04-02-2003 3:00 pm Le projet SESAME (Centre international de rayonnement synchrotron pour les sciences expérimentales et appliquées au Moyen-Orient) vient de franchir deux étapes importantes: la pose de la première pierre et l’acceptation des statuts du projet par sept membres. La cérémonie officielle pour la pose de la première pierre du Centre a eu lieu le 6 janvier 2003 à l’Université Al-Balqa’ (Jordanie) en présence de Sa Majesté le Roi de Jordanie, Abdallah II Ben Al-Hussein, du Directeur général de l'UNESCO, Koïchiro Matsuura, des membres du gouvernement jordanien, et de dignitaires internationaux dont Werner Burkart, Sous Directeur général de l'Agence internationale de l'énergie atomique

Le Directeur général de l’UNESCO a souligné à quel point le projet était significatif pour la région, tant d'un point de vue scientifique que pour la promotion d'une coopération pacifique : « Il y a plusieurs profits à tirer de ce Centre, notamment l’amélioration de la recherche fondamentale, ainsi que de la recherche appliquée, dans des domaines aussi variés que la médecine, l’environnement et la technologie, domaines qui ont un impact direct sur la vie quotidienne. La création de ce Centre facilitera l’établissement d’une infrastructure adaptée à la coopération scientifique à l’échelle régionale. Des institutions scientifiques de différents pays seront impliquées dans ce travail et cela peut se traduire par la formation d’un réseau régional. Le Centre SESAME sera un pont entre le Sud et le Nord et il ouvrira de nouveaux horizons à la coopération Nord-Sud et Sud-Sud ».

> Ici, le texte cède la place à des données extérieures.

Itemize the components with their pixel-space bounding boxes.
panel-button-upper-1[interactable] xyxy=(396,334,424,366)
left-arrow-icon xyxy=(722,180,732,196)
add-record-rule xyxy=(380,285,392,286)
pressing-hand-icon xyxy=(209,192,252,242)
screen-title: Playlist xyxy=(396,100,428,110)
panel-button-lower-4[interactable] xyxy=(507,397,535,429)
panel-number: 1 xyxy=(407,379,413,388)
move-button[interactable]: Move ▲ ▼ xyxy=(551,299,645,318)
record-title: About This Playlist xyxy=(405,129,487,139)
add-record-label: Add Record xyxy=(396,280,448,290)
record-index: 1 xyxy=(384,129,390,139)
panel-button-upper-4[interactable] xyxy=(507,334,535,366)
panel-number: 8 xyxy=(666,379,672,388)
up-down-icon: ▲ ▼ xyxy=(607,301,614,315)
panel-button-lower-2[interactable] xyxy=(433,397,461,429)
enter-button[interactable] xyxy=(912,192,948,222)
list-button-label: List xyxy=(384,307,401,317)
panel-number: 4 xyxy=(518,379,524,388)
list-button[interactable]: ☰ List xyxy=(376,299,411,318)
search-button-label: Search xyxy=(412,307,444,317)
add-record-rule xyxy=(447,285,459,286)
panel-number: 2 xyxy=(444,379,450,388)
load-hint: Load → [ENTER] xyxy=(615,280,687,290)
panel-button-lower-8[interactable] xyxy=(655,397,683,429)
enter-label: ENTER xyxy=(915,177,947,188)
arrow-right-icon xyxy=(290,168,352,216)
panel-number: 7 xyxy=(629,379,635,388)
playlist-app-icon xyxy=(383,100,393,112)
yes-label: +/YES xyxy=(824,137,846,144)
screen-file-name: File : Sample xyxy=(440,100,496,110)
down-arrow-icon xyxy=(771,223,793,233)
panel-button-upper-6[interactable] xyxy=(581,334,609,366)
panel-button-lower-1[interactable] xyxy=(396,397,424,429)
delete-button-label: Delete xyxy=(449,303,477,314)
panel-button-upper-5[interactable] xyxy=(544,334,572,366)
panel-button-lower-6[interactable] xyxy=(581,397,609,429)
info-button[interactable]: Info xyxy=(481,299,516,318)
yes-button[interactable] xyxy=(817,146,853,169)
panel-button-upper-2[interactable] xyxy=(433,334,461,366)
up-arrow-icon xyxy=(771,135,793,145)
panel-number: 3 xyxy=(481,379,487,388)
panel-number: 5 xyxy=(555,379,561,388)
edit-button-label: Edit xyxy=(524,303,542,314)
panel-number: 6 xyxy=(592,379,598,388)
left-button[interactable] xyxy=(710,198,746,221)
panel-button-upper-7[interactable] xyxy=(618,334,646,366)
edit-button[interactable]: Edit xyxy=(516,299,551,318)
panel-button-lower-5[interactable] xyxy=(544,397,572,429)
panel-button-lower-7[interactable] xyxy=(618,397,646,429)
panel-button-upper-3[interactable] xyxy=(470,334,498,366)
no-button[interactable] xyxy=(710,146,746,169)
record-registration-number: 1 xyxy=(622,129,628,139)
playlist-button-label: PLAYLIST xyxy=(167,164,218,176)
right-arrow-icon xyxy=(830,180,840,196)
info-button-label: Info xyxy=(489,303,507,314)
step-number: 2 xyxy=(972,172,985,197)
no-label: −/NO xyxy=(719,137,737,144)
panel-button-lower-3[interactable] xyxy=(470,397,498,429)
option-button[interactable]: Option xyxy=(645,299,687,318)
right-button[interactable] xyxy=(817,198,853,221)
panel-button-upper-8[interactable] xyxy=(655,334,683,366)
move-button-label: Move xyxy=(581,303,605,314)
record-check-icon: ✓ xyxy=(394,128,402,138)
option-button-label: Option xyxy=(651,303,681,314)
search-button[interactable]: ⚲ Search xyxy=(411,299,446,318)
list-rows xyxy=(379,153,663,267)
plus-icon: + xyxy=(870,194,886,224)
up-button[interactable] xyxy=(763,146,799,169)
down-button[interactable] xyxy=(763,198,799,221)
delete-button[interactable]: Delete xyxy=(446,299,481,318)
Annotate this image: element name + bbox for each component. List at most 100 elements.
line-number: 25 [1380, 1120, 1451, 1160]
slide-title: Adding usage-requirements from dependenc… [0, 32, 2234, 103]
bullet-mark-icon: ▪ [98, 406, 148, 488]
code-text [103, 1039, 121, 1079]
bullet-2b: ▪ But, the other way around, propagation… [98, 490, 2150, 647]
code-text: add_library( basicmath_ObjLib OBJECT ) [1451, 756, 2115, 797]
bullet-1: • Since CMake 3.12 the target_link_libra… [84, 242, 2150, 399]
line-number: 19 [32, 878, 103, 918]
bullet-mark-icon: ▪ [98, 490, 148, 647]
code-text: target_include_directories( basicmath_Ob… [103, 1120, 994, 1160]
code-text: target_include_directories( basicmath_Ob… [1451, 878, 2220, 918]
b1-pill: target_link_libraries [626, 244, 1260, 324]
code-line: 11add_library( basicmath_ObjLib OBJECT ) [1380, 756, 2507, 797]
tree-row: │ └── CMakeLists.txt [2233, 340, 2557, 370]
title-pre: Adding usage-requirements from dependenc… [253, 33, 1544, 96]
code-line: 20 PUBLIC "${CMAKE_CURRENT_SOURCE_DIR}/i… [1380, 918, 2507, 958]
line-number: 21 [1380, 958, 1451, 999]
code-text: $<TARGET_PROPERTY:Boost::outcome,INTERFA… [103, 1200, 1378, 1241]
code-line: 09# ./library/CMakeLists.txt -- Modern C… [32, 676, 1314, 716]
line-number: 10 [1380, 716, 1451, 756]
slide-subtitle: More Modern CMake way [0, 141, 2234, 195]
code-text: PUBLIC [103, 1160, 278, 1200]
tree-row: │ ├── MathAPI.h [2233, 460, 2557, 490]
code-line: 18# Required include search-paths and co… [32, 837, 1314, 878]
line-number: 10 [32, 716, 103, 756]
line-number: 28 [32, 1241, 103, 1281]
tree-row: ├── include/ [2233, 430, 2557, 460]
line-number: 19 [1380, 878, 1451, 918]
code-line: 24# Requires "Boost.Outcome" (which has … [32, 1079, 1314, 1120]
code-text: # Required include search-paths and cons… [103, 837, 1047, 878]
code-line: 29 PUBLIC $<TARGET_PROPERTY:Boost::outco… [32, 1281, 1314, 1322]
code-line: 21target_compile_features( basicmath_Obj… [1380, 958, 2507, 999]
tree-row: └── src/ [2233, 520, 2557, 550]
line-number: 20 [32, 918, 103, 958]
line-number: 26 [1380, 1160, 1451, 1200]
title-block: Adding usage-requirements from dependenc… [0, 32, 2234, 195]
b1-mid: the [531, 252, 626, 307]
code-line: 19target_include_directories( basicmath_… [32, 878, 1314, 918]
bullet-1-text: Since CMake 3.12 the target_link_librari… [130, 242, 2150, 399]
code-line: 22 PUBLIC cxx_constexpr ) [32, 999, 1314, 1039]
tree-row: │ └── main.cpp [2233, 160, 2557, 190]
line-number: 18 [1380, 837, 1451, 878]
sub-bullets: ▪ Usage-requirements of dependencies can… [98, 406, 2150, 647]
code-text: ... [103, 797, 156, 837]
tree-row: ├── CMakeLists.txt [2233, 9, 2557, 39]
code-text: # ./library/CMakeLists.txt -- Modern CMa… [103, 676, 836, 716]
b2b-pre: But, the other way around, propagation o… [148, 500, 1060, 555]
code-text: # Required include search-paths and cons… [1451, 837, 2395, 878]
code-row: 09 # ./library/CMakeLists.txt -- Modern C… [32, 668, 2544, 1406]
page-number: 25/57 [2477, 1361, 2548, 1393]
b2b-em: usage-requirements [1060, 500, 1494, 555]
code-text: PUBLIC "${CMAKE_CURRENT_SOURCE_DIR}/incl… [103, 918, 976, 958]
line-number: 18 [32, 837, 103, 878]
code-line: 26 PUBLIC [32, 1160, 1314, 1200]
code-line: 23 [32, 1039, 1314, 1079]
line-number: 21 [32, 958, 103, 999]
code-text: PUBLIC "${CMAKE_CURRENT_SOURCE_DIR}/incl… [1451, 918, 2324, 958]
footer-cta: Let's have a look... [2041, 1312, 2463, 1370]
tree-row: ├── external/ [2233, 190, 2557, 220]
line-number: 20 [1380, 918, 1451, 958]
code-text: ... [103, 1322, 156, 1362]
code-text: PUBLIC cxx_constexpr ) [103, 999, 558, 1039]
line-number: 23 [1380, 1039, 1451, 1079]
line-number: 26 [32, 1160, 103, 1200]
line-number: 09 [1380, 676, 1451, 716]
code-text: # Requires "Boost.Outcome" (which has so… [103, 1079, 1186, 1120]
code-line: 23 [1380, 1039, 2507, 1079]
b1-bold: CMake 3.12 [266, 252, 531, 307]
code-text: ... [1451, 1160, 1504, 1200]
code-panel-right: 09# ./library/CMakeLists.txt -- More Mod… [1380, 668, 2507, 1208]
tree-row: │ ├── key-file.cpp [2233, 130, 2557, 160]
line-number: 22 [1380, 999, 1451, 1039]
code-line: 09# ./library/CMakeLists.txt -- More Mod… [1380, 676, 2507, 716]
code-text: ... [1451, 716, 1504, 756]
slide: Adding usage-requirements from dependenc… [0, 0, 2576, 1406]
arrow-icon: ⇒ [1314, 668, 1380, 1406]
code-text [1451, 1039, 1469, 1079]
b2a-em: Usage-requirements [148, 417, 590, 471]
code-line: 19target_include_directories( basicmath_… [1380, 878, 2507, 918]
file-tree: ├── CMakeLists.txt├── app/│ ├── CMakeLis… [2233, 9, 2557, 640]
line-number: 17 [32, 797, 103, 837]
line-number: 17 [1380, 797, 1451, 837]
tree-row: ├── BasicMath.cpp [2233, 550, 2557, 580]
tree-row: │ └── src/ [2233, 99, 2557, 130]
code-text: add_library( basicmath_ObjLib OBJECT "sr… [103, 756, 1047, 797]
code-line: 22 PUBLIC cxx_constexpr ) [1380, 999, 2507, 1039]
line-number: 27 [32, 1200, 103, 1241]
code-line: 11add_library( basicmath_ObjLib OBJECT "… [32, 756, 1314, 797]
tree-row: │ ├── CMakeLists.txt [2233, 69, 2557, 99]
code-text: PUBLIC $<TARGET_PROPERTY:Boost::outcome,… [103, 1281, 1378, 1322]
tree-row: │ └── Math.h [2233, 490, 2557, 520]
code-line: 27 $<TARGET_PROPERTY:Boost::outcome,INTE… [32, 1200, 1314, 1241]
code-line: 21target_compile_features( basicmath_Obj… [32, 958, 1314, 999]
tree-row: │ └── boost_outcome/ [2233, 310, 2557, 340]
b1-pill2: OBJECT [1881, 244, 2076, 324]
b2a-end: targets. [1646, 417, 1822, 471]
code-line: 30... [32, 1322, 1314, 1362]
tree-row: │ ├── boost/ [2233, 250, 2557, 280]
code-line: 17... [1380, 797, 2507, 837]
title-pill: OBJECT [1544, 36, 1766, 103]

« La diversité culturelle du personnel travaillant au Centre créera un environnement enrichissant, propice à la discussion, aux idées nouvelles et à la créativité. Le travail en commun au Centre ouvrira la voie à la solidarité et à la compréhension mutuelle. Autant de facteurs qui viennent s’ajouter aux travaux de recherche traitant de besoins communs fondamentaux, et favorisant la construction d’une culture de la paix à travers la science », a ajouté Koïchiro Matsuura.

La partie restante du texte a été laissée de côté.